Los Angeles Lakers (14-52)
Los Angeles Lakers’ın durumunu açıklamak için iki istatistik yeterli. Ligde en kötü savunma yapan 4. takımıyken, aynı zamanda (kadro kalitesi oldukça düşük olan Philadelphia Sixers ile birlikte) ligin en kötü hücum yapan 2 takımı konumundalar. Takımın savunmada tökezlemesini normal buluyorum çünkü kısa rotasyonunda iyi savunma yapan oyuncu yok. Fakat Nick Young gibi kafasına buyruk oyuncuların kadroda bulunması rağmen Lakers hücumlarının bu kadar verimsiz olması net olarak koç Byron Scott’ın başarısızlığı.
Byron Scott sezon boyu saçma sapan işler yaptı. D’Angelo Russell ve Julis Randle’ı benche çekmesi bunlardan bir tanesi.
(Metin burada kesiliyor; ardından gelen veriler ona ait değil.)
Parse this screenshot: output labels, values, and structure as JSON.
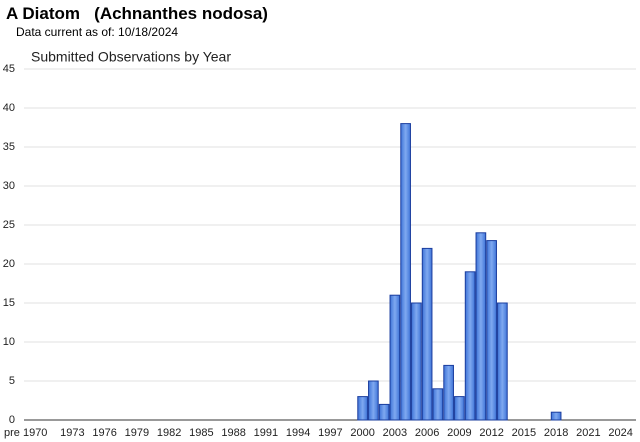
{
  "header": {
    "title": "A Diatom   (Achnanthes nodosa)",
    "subtitle": "Data current as of: 10/18/2024"
  },
  "chart_data": {
    "type": "bar",
    "title": "Submitted Observations by Year",
    "categories": [
      "pre 1970",
      null,
      null,
      null,
      "1973",
      null,
      null,
      "1976",
      null,
      null,
      "1979",
      null,
      null,
      "1982",
      null,
      null,
      "1985",
      null,
      null,
      "1988",
      null,
      null,
      "1991",
      null,
      null,
      "1994",
      null,
      null,
      "1997",
      null,
      null,
      "2000",
      null,
      null,
      "2003",
      null,
      null,
      "2006",
      null,
      null,
      "2009",
      null,
      null,
      "2012",
      null,
      null,
      "2015",
      null,
      null,
      "2018",
      null,
      null,
      "2021",
      null,
      null,
      "2024"
    ],
    "values": [
      0,
      0,
      0,
      0,
      0,
      0,
      0,
      0,
      0,
      0,
      0,
      0,
      0,
      0,
      0,
      0,
      0,
      0,
      0,
      0,
      0,
      0,
      0,
      0,
      0,
      0,
      0,
      0,
      0,
      0,
      0,
      3,
      5,
      2,
      16,
      38,
      15,
      22,
      4,
      7,
      3,
      19,
      24,
      23,
      15,
      0,
      0,
      0,
      0,
      1,
      0,
      0,
      0,
      0,
      0,
      0
    ],
    "color": "#5b8fe8",
    "ylim": [
      0,
      45
    ],
    "yticks": [
      0,
      5,
      10,
      15,
      20,
      25,
      30,
      35,
      40,
      45
    ],
    "grid": true
  }
}
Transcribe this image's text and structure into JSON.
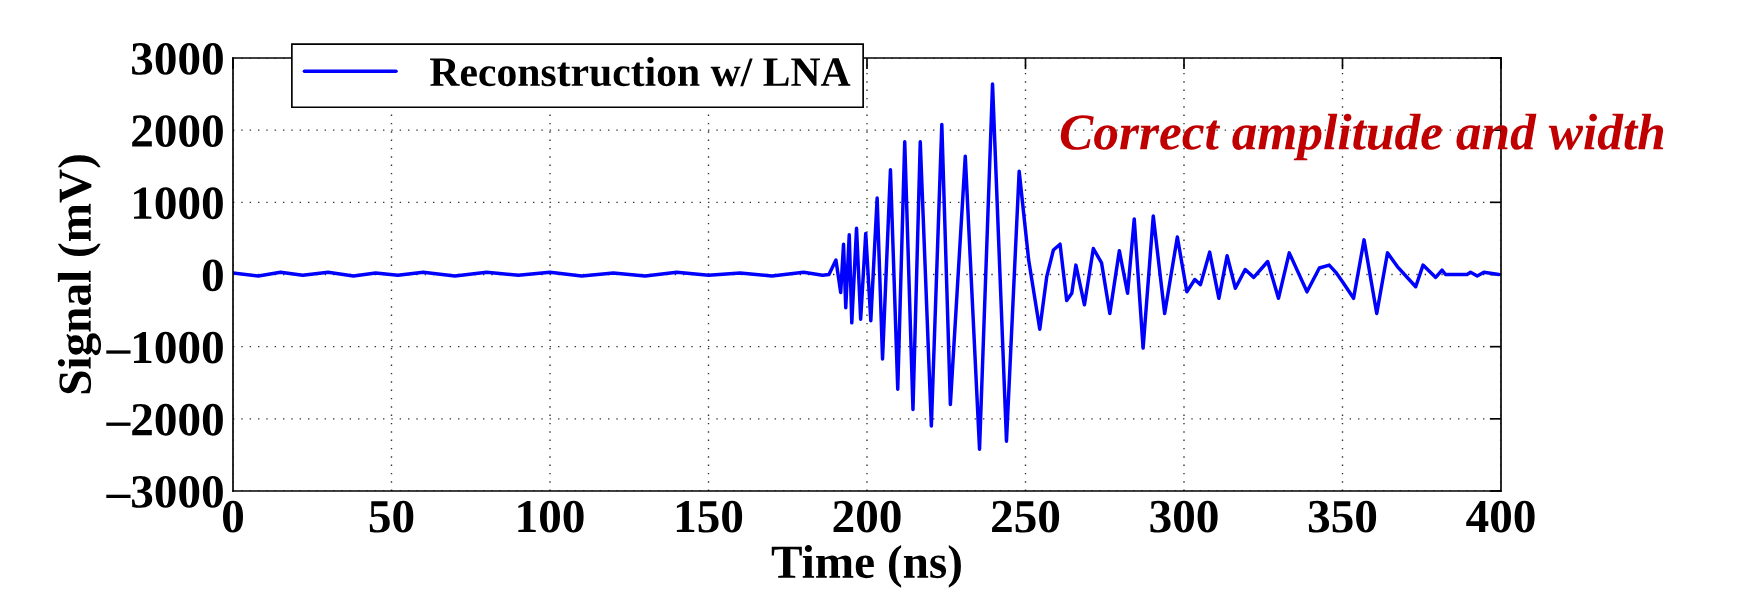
{
  "chart_data": {
    "type": "line",
    "xlabel": "Time (ns)",
    "ylabel": "Signal (mV)",
    "annotations": [
      "Correct amplitude and width"
    ],
    "xlim": [
      0,
      400
    ],
    "xticks": [
      0,
      50,
      100,
      150,
      200,
      250,
      300,
      350,
      400
    ],
    "ylim": [
      -3000,
      3000
    ],
    "yticks": [
      {
        "value": -3000,
        "label": "–3000"
      },
      {
        "value": -2000,
        "label": "–2000"
      },
      {
        "value": -1000,
        "label": "–1000"
      },
      0,
      1000,
      2000,
      3000
    ],
    "grid": true,
    "legend": "top left",
    "series": [
      {
        "name": "Reconstruction w/ LNA",
        "color": "#0000ff",
        "x": [
          0,
          8,
          15,
          22,
          30,
          38,
          45,
          52,
          60,
          70,
          80,
          90,
          100,
          110,
          120,
          130,
          140,
          150,
          160,
          170,
          180,
          186,
          188,
          190.2,
          191.7,
          192.6,
          193.3,
          194.4,
          195.2,
          196.7,
          198,
          199.6,
          201.2,
          203.2,
          204.9,
          207.4,
          209.7,
          211.9,
          214.5,
          216.8,
          220.3,
          223.6,
          226.3,
          231,
          235.5,
          239.6,
          244,
          248,
          251,
          254.5,
          256.7,
          258.8,
          260.9,
          263,
          264.6,
          265.9,
          268.6,
          271.4,
          274,
          276.6,
          279.6,
          282.2,
          284.3,
          287.1,
          290.3,
          293.9,
          297.9,
          300.9,
          303.4,
          305.2,
          308.1,
          311,
          313.6,
          316.2,
          319.3,
          322,
          326.4,
          329.8,
          333.2,
          338.8,
          342.7,
          345.8,
          347.9,
          350,
          353.5,
          356.8,
          360.8,
          364.2,
          367.3,
          373.1,
          375.4,
          379.4,
          381.4,
          382.5,
          389.3,
          390.4,
          392.5,
          394.6,
          399.3
        ],
        "values": [
          20,
          -20,
          30,
          -10,
          30,
          -20,
          20,
          -10,
          30,
          -20,
          30,
          -10,
          30,
          -20,
          20,
          -20,
          30,
          -10,
          20,
          -20,
          30,
          -10,
          0,
          200,
          -250,
          420,
          -460,
          550,
          -670,
          640,
          -620,
          570,
          -640,
          1060,
          -1170,
          1450,
          -1590,
          1840,
          -1870,
          1840,
          -2100,
          2080,
          -1800,
          1640,
          -2420,
          2640,
          -2310,
          1430,
          200,
          -760,
          -30,
          340,
          420,
          -360,
          -260,
          130,
          -420,
          360,
          160,
          -540,
          330,
          -260,
          770,
          -1020,
          810,
          -540,
          520,
          -240,
          -70,
          -140,
          310,
          -330,
          260,
          -190,
          70,
          -40,
          180,
          -330,
          300,
          -240,
          90,
          130,
          30,
          -100,
          -330,
          480,
          -540,
          300,
          110,
          -170,
          130,
          -40,
          60,
          0,
          0,
          30,
          -20,
          30,
          0
        ]
      }
    ]
  }
}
Scott’ın zaten genç oyuncularla çalışmayı çok sevmediğini biliyoruz. Ancak göreve gelmesinin başlıca sebebi Kobe emekli olurken takımın en az zararla bu geçişi gerçekleştirmesiydi. Ama adam o kadar kötü ki, takımın geleceği olan ve rotasyonda fazlaca süre alması beklenen iki oyuncusunu küstürmeyi başardı.
Takımda 32 yaşındaki Marcelo Huertas dışında, çaylak veya ikinci yılında olan 6 oyuncu var. Larry Nance Jr. beklenenden daha iyi bir gelişim gösterdi. En önemlisi de D’Angelo Russell büyük potansiyelli bir oyun kurucu ve bu yüzden Lakers hücumlarını onun üzerinden oynamak zorunda. Skorer yönü daha güçlü olan Clarkson’ın ise daha çok tamamlayıcı rolde oynaması gerekiyor. Ancak sezon boyunca, D’Angelo Russell tekrar ilk beşe yerleşene kadar, iki oyuncu aynı anda sahadayken Clarkson’ın Lakers hücumlarını yönlendirmesi izledik.
NBA tarihinin en iyi oyuncularından biri Kobe Bryant basketbola veda ediyor. Takımda 32 yaşındaki Marcelo Huertas dışında, çaylak veya ikinci yılında olan 6 oyuncu var. Gelecek sezon takım D’Angelo Russell, Jordan Clarkson ve Julius Randle etrafında kurulacak. Durum böyleyken, Lakers’ın eski günlerine dönmesi için acele etmeden takımın Russell ve Clarkson çekirdeğinin üzerine kurulması ve Byron Scott’ın kovulması gerekiyor.